M. Crombez précise que la proposition de loi offre des possibilités pour différentes entreprises et renvoie à sa réponse précédente.

M. Hellings aimerait savoir combien d'autres entreprises sont potentiellement concernées, mais d'après lui il n'y a que G-TEC. Il estime qu'il s'agit d'un patronage d'une société en particulier et que le projet de loi en discussion ne fait que confirmer une décision déjà prise.

Mme Piryns regrette que le secrétaire d'État ne souhaite pas donner d'explication supplémentaire et se rallie aux observations formulées par M. Hellings.

IV. VOTES

L'ensemble du projet de loi relatif à la prospection, l'exploration et l'exploitation de ressources des fonds marins et leur sous-sol au-delà des limites de la juridiction nationale a été adopté par 6 voix contre 1 et 2 abstentions.

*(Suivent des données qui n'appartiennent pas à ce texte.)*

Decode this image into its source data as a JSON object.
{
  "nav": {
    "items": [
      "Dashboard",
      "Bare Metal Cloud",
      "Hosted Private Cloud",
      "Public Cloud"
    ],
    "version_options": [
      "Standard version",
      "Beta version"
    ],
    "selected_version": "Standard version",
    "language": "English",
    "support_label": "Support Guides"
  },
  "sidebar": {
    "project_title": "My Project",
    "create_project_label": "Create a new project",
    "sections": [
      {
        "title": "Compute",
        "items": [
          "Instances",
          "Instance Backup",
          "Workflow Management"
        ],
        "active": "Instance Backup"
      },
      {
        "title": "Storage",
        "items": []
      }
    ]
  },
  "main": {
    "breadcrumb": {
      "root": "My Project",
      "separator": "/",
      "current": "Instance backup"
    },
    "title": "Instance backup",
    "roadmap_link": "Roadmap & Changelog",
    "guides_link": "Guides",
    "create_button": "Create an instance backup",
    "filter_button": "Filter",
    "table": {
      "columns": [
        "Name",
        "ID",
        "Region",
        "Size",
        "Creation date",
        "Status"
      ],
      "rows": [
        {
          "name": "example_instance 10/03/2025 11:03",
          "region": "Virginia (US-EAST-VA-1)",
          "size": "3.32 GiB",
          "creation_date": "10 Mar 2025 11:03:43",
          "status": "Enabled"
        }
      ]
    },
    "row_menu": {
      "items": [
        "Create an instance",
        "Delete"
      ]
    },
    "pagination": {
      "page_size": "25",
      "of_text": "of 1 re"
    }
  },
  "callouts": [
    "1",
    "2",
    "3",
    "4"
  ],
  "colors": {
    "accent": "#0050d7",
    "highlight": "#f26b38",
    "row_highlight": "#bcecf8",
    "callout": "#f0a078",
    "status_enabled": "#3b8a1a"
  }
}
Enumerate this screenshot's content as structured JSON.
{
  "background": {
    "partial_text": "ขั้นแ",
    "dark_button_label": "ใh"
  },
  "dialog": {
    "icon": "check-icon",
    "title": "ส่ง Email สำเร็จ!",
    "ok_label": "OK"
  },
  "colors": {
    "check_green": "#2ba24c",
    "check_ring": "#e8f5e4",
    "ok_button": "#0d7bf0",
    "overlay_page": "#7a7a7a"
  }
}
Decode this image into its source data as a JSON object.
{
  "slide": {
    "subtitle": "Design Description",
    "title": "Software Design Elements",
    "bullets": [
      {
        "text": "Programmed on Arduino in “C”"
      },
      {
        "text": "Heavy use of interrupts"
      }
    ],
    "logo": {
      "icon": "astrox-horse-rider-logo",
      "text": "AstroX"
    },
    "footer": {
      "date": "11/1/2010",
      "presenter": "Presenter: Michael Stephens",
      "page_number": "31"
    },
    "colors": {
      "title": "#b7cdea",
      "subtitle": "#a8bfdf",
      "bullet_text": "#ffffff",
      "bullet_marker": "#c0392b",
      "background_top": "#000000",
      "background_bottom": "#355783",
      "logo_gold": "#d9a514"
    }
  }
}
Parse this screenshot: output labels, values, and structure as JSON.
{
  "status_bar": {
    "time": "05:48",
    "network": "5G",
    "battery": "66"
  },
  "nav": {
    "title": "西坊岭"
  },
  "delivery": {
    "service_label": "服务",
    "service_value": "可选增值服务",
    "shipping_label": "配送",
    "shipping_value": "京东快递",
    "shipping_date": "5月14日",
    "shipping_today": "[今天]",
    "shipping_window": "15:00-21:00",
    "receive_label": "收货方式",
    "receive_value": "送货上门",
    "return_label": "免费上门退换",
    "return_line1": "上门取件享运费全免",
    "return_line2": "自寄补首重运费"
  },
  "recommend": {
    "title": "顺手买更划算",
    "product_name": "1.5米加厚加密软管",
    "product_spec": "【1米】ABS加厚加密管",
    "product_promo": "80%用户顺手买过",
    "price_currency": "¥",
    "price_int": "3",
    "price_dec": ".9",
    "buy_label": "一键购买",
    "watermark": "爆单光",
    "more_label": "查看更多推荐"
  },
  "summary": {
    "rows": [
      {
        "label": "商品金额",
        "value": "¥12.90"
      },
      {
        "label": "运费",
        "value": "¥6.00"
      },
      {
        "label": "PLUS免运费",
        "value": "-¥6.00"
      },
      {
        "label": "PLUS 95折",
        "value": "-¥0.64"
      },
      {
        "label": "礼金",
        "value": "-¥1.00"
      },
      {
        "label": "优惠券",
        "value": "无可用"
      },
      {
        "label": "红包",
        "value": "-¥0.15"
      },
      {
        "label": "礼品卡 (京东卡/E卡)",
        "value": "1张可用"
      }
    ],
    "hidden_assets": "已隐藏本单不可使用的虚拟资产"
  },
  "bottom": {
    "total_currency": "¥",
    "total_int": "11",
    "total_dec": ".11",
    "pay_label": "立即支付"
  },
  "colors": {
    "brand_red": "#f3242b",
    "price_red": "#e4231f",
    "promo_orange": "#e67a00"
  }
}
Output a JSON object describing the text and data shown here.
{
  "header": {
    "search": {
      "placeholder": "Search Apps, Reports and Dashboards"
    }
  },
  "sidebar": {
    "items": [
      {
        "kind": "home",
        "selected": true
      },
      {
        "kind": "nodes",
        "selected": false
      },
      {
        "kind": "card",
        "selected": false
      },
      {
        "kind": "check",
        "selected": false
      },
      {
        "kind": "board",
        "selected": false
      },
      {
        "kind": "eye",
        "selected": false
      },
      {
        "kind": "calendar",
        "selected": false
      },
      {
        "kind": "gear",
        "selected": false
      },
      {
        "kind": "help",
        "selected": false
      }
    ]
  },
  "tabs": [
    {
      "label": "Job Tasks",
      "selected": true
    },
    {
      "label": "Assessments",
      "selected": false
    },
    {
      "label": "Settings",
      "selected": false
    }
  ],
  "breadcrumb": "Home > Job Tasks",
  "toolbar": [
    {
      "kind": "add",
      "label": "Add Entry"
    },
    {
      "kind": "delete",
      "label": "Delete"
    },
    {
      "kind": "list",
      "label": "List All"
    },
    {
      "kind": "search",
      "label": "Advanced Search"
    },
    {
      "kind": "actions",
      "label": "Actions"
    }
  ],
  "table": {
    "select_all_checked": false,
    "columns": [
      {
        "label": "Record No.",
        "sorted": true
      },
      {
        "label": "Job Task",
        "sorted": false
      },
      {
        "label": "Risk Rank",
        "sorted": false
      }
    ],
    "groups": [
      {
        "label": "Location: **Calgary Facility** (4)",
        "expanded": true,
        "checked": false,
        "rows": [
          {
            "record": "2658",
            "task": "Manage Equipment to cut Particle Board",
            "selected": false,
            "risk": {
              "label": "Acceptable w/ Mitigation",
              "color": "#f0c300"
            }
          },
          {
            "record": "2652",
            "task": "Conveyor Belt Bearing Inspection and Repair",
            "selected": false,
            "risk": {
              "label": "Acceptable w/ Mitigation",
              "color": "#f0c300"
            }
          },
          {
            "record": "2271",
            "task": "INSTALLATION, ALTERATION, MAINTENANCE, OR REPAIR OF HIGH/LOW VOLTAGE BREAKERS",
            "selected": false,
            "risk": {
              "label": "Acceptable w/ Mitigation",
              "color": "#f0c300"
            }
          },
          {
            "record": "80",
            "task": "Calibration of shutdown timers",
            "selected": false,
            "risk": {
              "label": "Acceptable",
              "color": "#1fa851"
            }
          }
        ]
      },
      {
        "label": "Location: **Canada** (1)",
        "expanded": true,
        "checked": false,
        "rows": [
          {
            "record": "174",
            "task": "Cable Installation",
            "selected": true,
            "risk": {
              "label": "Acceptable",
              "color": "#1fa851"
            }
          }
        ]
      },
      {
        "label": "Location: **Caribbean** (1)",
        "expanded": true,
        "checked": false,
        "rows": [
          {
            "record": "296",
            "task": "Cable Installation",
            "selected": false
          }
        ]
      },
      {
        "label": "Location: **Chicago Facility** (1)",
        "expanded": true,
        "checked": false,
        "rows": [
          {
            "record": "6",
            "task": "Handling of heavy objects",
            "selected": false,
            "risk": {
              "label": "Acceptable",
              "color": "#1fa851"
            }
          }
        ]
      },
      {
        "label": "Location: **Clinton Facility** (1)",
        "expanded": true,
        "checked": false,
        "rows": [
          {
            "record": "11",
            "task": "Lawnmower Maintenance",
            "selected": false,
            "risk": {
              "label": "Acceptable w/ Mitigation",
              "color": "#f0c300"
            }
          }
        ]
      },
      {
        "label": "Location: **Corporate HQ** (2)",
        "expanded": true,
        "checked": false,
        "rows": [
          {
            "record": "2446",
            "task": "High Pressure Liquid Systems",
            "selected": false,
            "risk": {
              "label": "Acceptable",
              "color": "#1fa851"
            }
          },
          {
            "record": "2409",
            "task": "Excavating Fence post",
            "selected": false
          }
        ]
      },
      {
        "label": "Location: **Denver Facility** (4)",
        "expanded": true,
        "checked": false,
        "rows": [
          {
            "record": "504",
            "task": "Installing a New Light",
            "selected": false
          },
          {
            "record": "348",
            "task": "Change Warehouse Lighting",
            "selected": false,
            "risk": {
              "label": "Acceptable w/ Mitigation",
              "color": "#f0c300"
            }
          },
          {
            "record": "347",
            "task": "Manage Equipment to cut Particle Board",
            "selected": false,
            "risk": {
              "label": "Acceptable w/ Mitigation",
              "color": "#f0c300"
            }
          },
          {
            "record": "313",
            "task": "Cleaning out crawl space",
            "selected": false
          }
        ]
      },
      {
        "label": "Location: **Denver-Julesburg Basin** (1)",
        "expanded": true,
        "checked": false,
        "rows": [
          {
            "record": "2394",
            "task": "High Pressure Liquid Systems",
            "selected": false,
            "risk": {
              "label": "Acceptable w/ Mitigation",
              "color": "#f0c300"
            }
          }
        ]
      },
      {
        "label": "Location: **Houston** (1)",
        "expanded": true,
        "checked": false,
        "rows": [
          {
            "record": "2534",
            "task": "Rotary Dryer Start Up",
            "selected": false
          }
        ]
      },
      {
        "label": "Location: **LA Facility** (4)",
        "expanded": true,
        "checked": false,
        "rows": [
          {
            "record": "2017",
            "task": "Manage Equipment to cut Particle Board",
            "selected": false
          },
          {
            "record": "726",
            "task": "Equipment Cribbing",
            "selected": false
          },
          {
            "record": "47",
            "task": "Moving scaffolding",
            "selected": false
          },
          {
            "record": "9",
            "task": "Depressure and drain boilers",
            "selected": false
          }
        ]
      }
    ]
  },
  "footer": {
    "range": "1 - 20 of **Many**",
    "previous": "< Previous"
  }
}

Les articles 1er à 3 ainsi que l'ensemble du projet de loi portant insertion des dispositions réglant des matières visées à l'article 77 de la Constitution, dans la loi du (...) relative à la prospection, l'exploration et l'exploitation de ressources des fonds marins et leur sous-sol au-delà des limites de la juridiction nationaleont été adoptés par 6 voix contre 1 et 2 abstentions.

Confiance a été faite aux rapporteurs pour un rapport oral.

Les rapporteurs, Le président,
Sabine VERMEULEN. François BELLOT. Ludo SANNEN.

Les textes adoptés par la commission sont identiques aux textes transmis par la Chambre des représentants (voir les docs. Chambre, nos 53-2838/003 et 53-2839/003).